Capacity building for developing scenarios and models of biodiversity and ecosystem services in China
Dandan Yu  1, 2@  
1 : Bojie Fu
2 : Nan Lu

In response to global, regional, and thematic assessment and decision support activities undertaken or facilitated by IPBES, China has currently stressed the importance of capacity building in developing scenarios and models of biodiversity and ecosystem services. However, most current studies lack a detailed description of the principles and quantitative comparison of scenarios and models of biodiversity and ecosystem services. It may hinder further development and application of scenarios and models in China. Here, we firstly presented three broad classes of models, i.e., scenarios and models of indirect and direct drivers, biodiversity and ecosystem properties, and ecosystem services. Then, we comprehensively reviewed the key input and output, model types, analytical technique, model structure, spatial coverage and resolution, uncertainty in outputs of the models, combinations of scenarios and models used in (large) assessments, and introduction and application of scenarios and models in China. Finally, we discussed data gap for introduction and application of scenarios and models in China, by synthesizing existing data integration platforms funded by the National Natural Science Foundation of China, high-resolution earth observation system, ground-based monitoring and information-processing capabilities, and capabilities to acquire and process economic and social data.
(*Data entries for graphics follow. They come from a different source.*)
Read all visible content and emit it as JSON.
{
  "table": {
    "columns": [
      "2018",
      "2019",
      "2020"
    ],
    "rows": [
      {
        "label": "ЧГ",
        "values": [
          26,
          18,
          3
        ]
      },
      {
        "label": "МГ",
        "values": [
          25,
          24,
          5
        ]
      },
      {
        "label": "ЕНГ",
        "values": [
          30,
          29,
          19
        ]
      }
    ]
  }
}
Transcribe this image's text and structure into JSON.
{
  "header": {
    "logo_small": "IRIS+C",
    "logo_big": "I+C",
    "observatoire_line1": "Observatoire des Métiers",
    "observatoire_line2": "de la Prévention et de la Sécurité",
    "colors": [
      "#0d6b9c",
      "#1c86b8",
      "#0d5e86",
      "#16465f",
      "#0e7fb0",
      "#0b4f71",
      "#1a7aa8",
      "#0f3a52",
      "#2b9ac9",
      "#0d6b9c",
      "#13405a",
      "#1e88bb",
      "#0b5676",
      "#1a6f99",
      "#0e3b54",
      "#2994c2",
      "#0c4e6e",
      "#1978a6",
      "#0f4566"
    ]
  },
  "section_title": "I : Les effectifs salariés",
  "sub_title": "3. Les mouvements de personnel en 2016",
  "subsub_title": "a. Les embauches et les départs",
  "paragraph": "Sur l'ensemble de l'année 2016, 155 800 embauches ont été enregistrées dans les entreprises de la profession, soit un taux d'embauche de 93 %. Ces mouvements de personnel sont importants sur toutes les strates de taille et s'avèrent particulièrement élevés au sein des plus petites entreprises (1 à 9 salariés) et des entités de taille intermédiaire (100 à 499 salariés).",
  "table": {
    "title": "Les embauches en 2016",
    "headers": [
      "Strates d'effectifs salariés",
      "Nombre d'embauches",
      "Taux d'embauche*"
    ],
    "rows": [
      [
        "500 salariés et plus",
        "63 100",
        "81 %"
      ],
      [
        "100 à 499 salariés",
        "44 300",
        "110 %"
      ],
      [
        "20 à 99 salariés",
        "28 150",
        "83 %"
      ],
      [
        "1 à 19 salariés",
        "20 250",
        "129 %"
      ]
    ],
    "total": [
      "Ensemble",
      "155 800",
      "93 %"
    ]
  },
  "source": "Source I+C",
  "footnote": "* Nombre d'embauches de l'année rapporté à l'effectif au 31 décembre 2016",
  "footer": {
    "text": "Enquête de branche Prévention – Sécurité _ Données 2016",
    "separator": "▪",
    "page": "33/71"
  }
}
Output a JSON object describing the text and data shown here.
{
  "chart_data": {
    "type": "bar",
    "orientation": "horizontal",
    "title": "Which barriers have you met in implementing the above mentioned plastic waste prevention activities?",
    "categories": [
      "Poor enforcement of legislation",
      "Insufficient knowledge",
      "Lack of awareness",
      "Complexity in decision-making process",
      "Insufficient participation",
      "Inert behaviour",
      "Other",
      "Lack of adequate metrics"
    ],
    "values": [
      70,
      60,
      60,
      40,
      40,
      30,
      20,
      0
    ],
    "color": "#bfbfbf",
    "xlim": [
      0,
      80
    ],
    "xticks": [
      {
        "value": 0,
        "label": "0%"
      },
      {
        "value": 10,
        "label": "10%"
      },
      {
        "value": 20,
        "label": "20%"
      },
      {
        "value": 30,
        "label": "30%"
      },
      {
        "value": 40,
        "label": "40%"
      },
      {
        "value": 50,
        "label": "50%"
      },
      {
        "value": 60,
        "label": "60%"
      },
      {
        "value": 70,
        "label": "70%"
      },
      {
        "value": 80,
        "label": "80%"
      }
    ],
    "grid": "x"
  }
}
Thus, we suggest that the Chinese government and scientific community should establish a collaboration with global observation networks to enhance capacity building in the following aspects: 1) observing, data mining and statistics; 2) acquirement and processing of economic and social data with robustness; 3) promotion of data shared principles by making a com­mitment to long-term funding for collection, calibration and release of datasets; 4) integration of monitoring and evalu­ation mechanisms into policy-making at all levels to ensure that information will be available and accessible to all.